Reviewer: H. Ronald Kaback, M.D., Howard Hughes Medical Institute Investigator, Professor, University of California, Los Angeles


 

As  a scientist working in the field of membranes and membrane proteins who has tried to crystallize a membrane transport protein for over a decade, I may be somewhat prejudiced. However, I feel that membrane protein structure/function is the field of the future in biochemistry and physiology. The number of high-resolution structures of membrane proteins currently available is infinitesimal relative to the number of structures available for soluble proteins, yet the two most widely sold pharmaceutical agents in the world are targeted to membrane proteins (Prozac and Imiprazole), and membrane proteins play important roles in the pathophysiology of numerous human diseases (e. g., Cystic Fibrosis). Although the number of high-resolution membrane protein structures has begun to increase within the past few years, I know of no treatise that deals comprehensively with the practical problems inherent in crystallization of this class of protein. 

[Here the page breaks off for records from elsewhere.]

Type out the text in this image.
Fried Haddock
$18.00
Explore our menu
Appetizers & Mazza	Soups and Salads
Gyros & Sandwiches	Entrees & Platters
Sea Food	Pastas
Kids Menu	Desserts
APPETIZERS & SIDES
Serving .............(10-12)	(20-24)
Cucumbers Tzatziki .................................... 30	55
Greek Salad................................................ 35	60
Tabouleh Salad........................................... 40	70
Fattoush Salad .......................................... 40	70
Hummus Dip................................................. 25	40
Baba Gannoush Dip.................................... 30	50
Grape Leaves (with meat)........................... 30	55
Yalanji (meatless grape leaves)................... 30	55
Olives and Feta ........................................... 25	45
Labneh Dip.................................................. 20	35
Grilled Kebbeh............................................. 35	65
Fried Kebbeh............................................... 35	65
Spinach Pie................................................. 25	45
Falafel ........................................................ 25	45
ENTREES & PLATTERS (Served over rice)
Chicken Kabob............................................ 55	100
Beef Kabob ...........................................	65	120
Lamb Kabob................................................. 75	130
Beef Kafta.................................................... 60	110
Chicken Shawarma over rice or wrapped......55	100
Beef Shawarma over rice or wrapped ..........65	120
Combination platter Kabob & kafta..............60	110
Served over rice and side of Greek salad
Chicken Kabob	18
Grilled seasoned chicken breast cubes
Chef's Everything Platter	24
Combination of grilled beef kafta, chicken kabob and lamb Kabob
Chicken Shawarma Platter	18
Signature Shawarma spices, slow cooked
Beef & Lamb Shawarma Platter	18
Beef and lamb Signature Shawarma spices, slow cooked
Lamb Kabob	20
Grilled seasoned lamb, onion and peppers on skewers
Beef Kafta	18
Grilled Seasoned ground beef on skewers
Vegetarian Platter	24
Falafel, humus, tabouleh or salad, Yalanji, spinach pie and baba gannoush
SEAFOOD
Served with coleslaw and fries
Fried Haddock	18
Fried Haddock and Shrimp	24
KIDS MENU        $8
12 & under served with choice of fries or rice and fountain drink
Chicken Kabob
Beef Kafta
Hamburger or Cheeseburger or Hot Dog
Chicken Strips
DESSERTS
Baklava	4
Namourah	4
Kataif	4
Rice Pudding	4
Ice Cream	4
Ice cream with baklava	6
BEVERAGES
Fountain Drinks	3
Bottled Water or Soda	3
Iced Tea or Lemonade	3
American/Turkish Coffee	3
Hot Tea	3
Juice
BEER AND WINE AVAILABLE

     Iwata’s book represents just such a treatise. Parts I and II deal with general principles and techniques in membrane protein crystallization in a clear and concise fashion, with an excellent general introduction followed by chapters covering the use of detergents, crystallization in lipidic cubic phases, the use and generation of antibody fragments, porin as a model and crystallization of membrane proteins in oils. Part III focuses on specific examples of membrane proteins whose structures have been solved. The examples cover the gamut of membrane proteins from those involved in photosynthesis to respiratory complexes to channels, receptors and the outer membrane protein phospholipase A. In each case, the chapters are written in a lucid and practically oriented fashion by the very scientists who solved the structures. Finally, in Part IV, Iwata provides a particularly useful practical guide to begin crystallization of a-helical membrane proteins.

     This is an superb, timely book that will be of great interest and practical use to both students and practitioners of membrane protein crystallization.